So, let me start by saying that I have been playing magic since roughly 2000-2001, so when I say I have quite a bit of experience playing MTG, hopefully this helps put that in perspective. I am, however, new to commander, and have only been playing for a couple of years. So, when my own knowledge of the game fails me, I feel its best to turn to others who can help.

My wife has been playing Magic as long as I have been playing commander, as she was the one who got me back into the game and into the EDH format. She is still learning a lot of the rules, and has yet to really build a deck on her own. All of the decks she owns were originally built by someone else, but she has modified them to some extent.
In our usual playgroup, due to her lack of experience in the game, she keeps losing over and over. I do try to help her out and even go as far as to sabotage myself and the other players during the game in order to help her win, but lately she's been getting discouraged by all the losses and hasn't been having fun. I really don't want her to stop playing, and I really want her to play because she wants to play, not just because I enjoy it and need a 3rd/4th player.
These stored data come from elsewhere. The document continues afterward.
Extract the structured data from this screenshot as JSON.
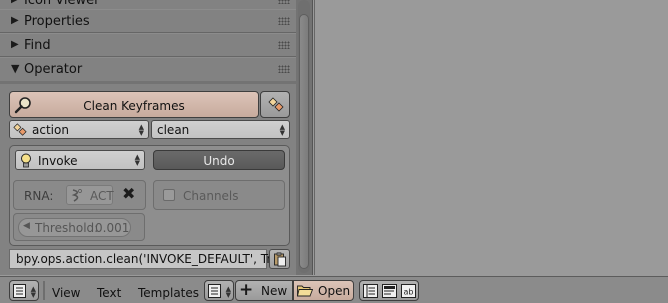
{
  "panels": {
    "icon_viewer": "Icon Viewer",
    "properties": "Properties",
    "find": "Find",
    "operator": "Operator"
  },
  "operator": {
    "main_button": "Clean Keyframes",
    "type_value": "action",
    "op_value": "clean",
    "invoke_value": "Invoke",
    "undo_label": "Undo",
    "rna_label": "RNA:",
    "rna_value": "ACT",
    "channels_label": "Channels",
    "threshold_label": "Threshold:",
    "threshold_value": "0.001",
    "console_text": "bpy.ops.action.clean('INVOKE_DEFAULT', True)"
  },
  "footer": {
    "view": "View",
    "text": "Text",
    "templates": "Templates",
    "new_label": "New",
    "open_label": "Open"
  },
  "colors": {
    "panel_bg": "#828282",
    "highlight_button": "#c7ab9d",
    "viewport_bg": "#9a9a9a"
  }
}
I don't know how to help her learn how to play better so that she doesn't lose over and over again. Like, I'm sure the reason she doesn't win as often has nothing to do with her decks, as the person building them has even more experience with MTG than I do... so I'm thinking it has to do with a lack of knowledge of strategy in the game. My wife has never been one for strategic games (although she is amazing at FPS games) so I really don't know what approach to take in teaching her to play better without making her feel stupid.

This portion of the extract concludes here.